Robust test-retest reliability was also shown for the 29-item P-SVHI with a high value of ICC
2,k (0.63 - 0.95). Internal consistency was confirmed through a Cronbach alpha coefficient and average inter-item correlation, similar to the previous version in the Ghaemi et al. study (Cronbach α = 0.83) (
15).
Our study found no floor or ceiling effects for the P-SVHI total score. If floor and ceiling effects are present for a questionnaire, they may influence the tool’s responsiveness; as a result, it cannot identify singers' improvement and deterioration beyond the extreme ends of the scales.

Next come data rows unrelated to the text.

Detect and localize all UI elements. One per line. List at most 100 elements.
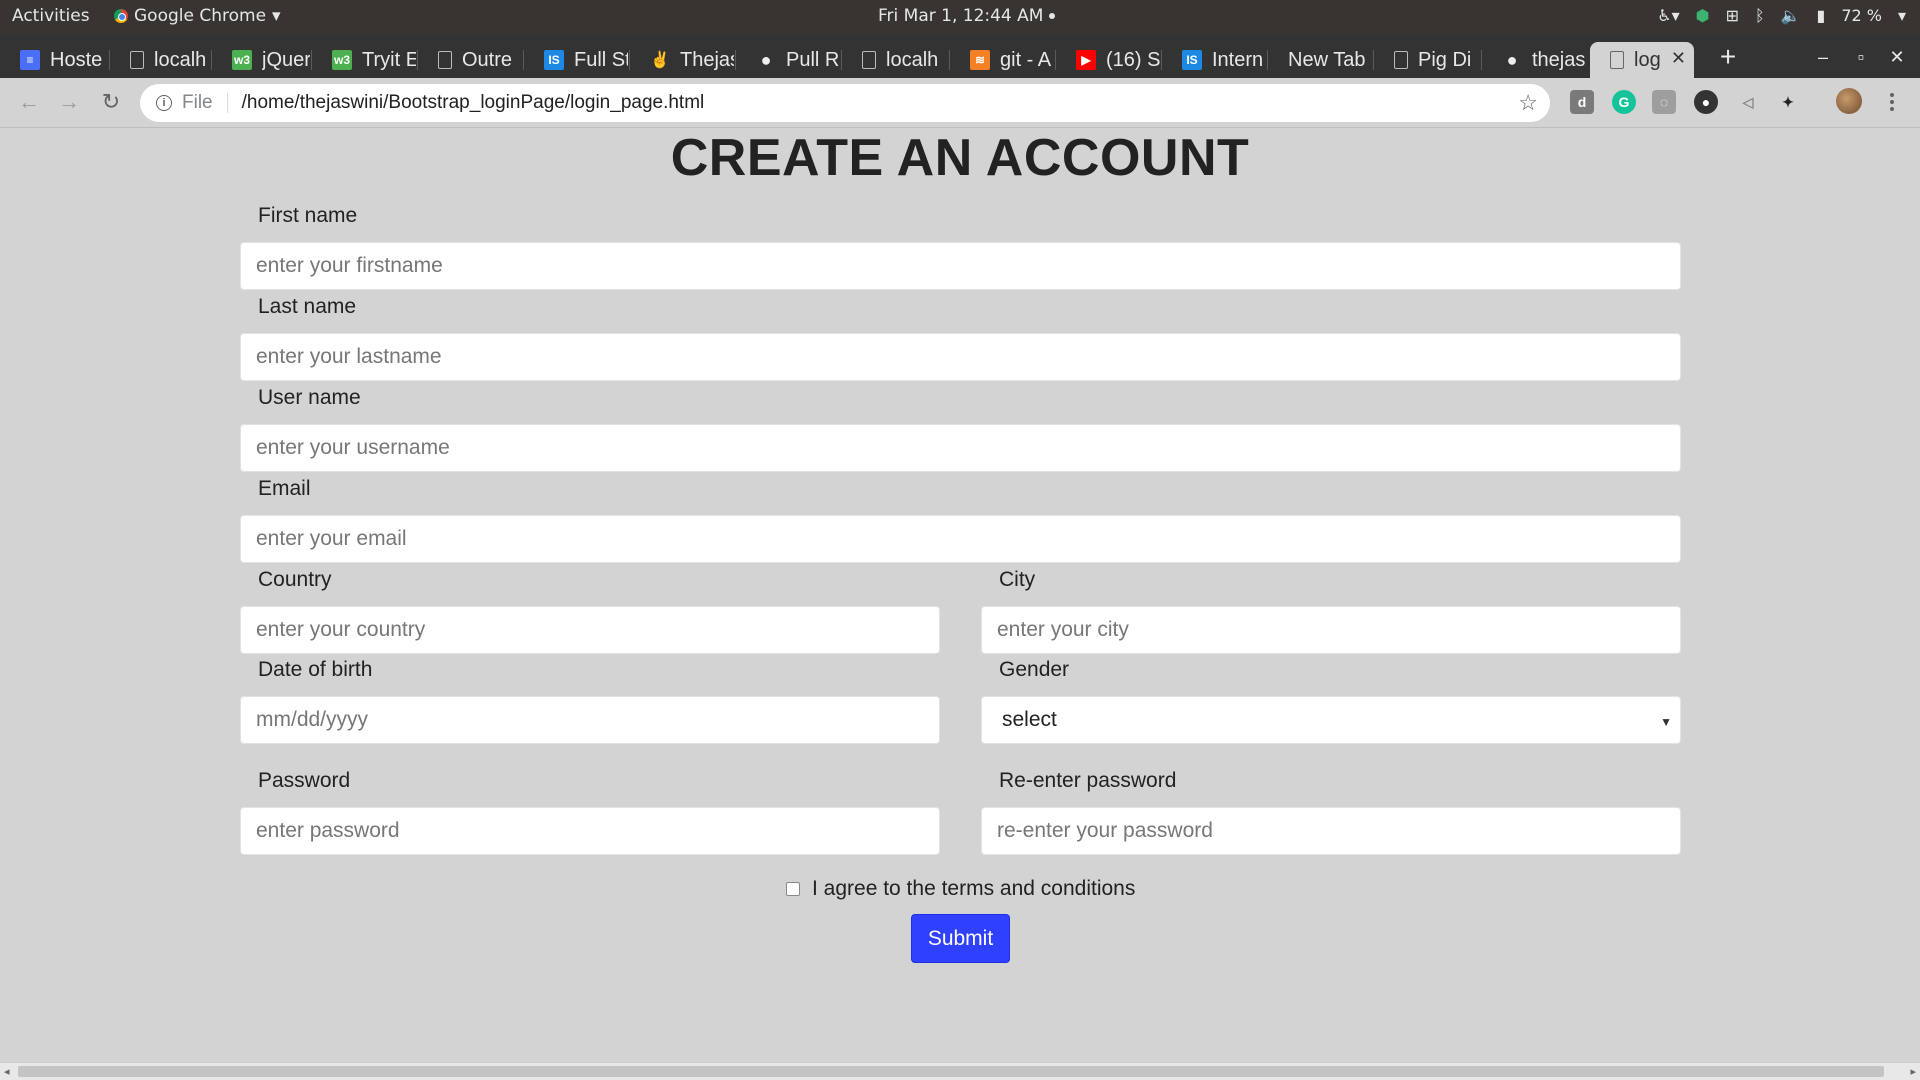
maximize-button[interactable]: ▫: [1846, 42, 1876, 72]
repassword-input[interactable]: [981, 807, 1681, 855]
clock-text: Fri Mar 1, 12:44 AM: [878, 6, 1044, 26]
tab-7[interactable]: ✌ Thejas: [630, 42, 734, 78]
scroll-right-icon[interactable]: ▸: [1910, 1065, 1916, 1078]
tab-15[interactable]: ● thejas: [1482, 42, 1588, 78]
new-tab-button[interactable]: +: [1712, 42, 1744, 74]
dob-input[interactable]: [240, 696, 940, 744]
forward-button[interactable]: →: [54, 87, 84, 117]
tab-16[interactable]: log ✕: [1590, 42, 1694, 78]
close-window-button[interactable]: ✕: [1882, 42, 1912, 72]
back-button[interactable]: ←: [14, 87, 44, 117]
volume-icon[interactable]: 🔈: [1781, 6, 1801, 25]
bluetooth-icon[interactable]: ᛒ: [1755, 6, 1765, 25]
url-text[interactable]: /home/thejaswini/Bootstrap_loginPage/log…: [242, 92, 705, 114]
minimize-button[interactable]: –: [1808, 42, 1838, 72]
chevron-down-icon: ▼: [1660, 715, 1672, 729]
submit-button[interactable]: Submit: [911, 914, 1010, 963]
tab-label: localh: [154, 48, 207, 71]
chevron-down-icon[interactable]: ▾: [1898, 6, 1906, 25]
scroll-left-icon[interactable]: ◂: [4, 1065, 10, 1078]
bookmark-star-icon[interactable]: ☆: [1518, 90, 1538, 116]
extension-bird-icon[interactable]: ✦: [1776, 90, 1800, 114]
tab-2[interactable]: localh: [110, 42, 210, 78]
tab-12[interactable]: IS Intern: [1162, 42, 1266, 78]
is-icon: IS: [544, 50, 564, 70]
tab-label: localh: [886, 48, 939, 71]
tab-3[interactable]: w3 jQuer: [212, 42, 310, 78]
battery-percent: 72 %: [1841, 6, 1882, 25]
megaphone-icon[interactable]: ◁: [1736, 90, 1760, 114]
tab-10[interactable]: ≋ git - A: [950, 42, 1054, 78]
lightbulb-icon[interactable]: ◌: [1652, 90, 1676, 114]
tab-13[interactable]: New Tab: [1268, 42, 1372, 78]
extension-d-icon[interactable]: d: [1570, 90, 1594, 114]
tab-label: Pig Di: [1418, 48, 1472, 71]
grammarly-icon[interactable]: G: [1612, 90, 1636, 114]
scrollbar-thumb[interactable]: [18, 1066, 1884, 1077]
horizontal-scrollbar[interactable]: ◂ ▸: [0, 1062, 1920, 1080]
docs-icon: ≡: [20, 50, 40, 70]
tab-label: Pull R: [786, 48, 840, 71]
tab-14[interactable]: Pig Di: [1374, 42, 1480, 78]
address-bar[interactable]: i File /home/thejaswini/Bootstrap_loginP…: [140, 84, 1550, 122]
info-icon[interactable]: i: [156, 95, 172, 111]
tab-label: Hoste: [50, 48, 103, 71]
city-input[interactable]: [981, 606, 1681, 654]
system-tray[interactable]: ♿▾ ⬢ ⊞ ᛒ 🔈 ▮ 72 % ▾: [1657, 6, 1906, 25]
repassword-label: Re-enter password: [999, 769, 1177, 792]
tab-9[interactable]: localh: [842, 42, 948, 78]
tab-6[interactable]: IS Full St: [524, 42, 628, 78]
shield-icon[interactable]: ⬢: [1696, 6, 1710, 25]
terms-label[interactable]: I agree to the terms and conditions: [812, 877, 1135, 901]
reload-button[interactable]: ↻: [96, 87, 126, 117]
last-name-label: Last name: [258, 295, 357, 318]
gender-select[interactable]: select ▼: [981, 696, 1681, 744]
menu-icon[interactable]: [1882, 88, 1902, 116]
tab-11[interactable]: ▶ (16) Sl: [1056, 42, 1160, 78]
password-input[interactable]: [240, 807, 940, 855]
terms-row: I agree to the terms and conditions: [786, 877, 1135, 901]
country-input[interactable]: [240, 606, 940, 654]
page-icon: [1394, 51, 1408, 69]
chrome-icon: [114, 9, 128, 23]
tab-label: New Tab: [1288, 48, 1366, 71]
activities-button[interactable]: Activities: [12, 6, 90, 26]
dob-label: Date of birth: [258, 658, 373, 681]
stackoverflow-icon: ≋: [970, 50, 990, 70]
page-icon: [862, 51, 876, 69]
app-name: Google Chrome: [134, 6, 267, 26]
system-top-bar: Activities Google Chrome ▾ Fri Mar 1, 12…: [0, 0, 1920, 34]
tab-label: git - A: [1000, 48, 1052, 71]
network-icon[interactable]: ⊞: [1726, 6, 1739, 25]
tab-1[interactable]: ≡ Hoste: [0, 42, 108, 78]
app-menu[interactable]: Google Chrome ▾: [114, 6, 281, 26]
terms-checkbox[interactable]: [786, 882, 800, 896]
tab-8[interactable]: ● Pull R: [736, 42, 840, 78]
gender-label: Gender: [999, 658, 1070, 681]
email-field[interactable]: [240, 515, 1681, 563]
browser-toolbar: ← → ↻ i File /home/thejaswini/Bootstrap_…: [0, 78, 1920, 128]
avatar[interactable]: [1836, 88, 1862, 114]
gender-select-value: select: [1002, 708, 1057, 731]
tab-5[interactable]: Outre: [418, 42, 522, 78]
tab-label: thejas: [1532, 48, 1586, 71]
battery-icon[interactable]: ▮: [1817, 6, 1826, 25]
w3-icon: w3: [232, 50, 252, 70]
tab-4[interactable]: w3 Tryit E: [312, 42, 416, 78]
tab-strip: ≡ Hoste localh w3 jQuer w3 Tryit E Outre IS Full …: [0, 34, 1920, 78]
user-name-input[interactable]: [240, 424, 1681, 472]
clock[interactable]: Fri Mar 1, 12:44 AM: [878, 6, 1056, 26]
youtube-icon: ▶: [1076, 50, 1096, 70]
notification-dot-icon: [1049, 13, 1056, 19]
page-icon: [1610, 51, 1624, 69]
password-label: Password: [258, 769, 351, 792]
first-name-input[interactable]: [240, 242, 1681, 290]
url-scheme: File: [182, 92, 213, 113]
chevron-down-icon: ▾: [272, 6, 281, 26]
extension-circle-icon[interactable]: ●: [1694, 90, 1718, 114]
close-icon[interactable]: ✕: [1671, 48, 1686, 69]
last-name-input[interactable]: [240, 333, 1681, 381]
first-name-label: First name: [258, 204, 358, 227]
tab-label: Thejas: [680, 48, 734, 71]
accessibility-icon[interactable]: ♿▾: [1657, 6, 1679, 25]
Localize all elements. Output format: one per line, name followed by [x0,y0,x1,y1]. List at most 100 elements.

Therefore, the lack of floor or ceiling effects in our study reflects the reliability of the P-SVHI.
5.1. Limitations
One of the limitations of the current study was that only an auditory perceptual examination was performed to distinguish between healthy and dysphonic singers. Therefore, to better distinguish between healthy and disordered people, we suggest a comprehensive laryngeal examination performed by a laryngologist. Besides, another limitation of the current study is that only traditional Persian singers were included. Thus, to better understand vocal handicaps in Persian singing styles, investigating the psychometric features of the P-SVHI in different singing styles is proposed. Moreover, to better understand the effect of various vocal pathologies on vocal handicap, the current study researchers suggest that participants be categorized based on different voice disabilities.
5.2. Conclusions
This study showed that the revised 29-item P-SVHI is a valid, reliable, and sensitive tool for measuring voice-induced handicaps for traditional Persian singers with four subscales. Also, factor analysis showed that this questionnaire could capture different aspects of vocal handicaps with acceptable divergent and convergent validity. This P-SVHI version is an excellent questionnaire to discriminate between healthy and dysphonic traditional singers. This scale also showed high internal consistency and good test-retest reliability.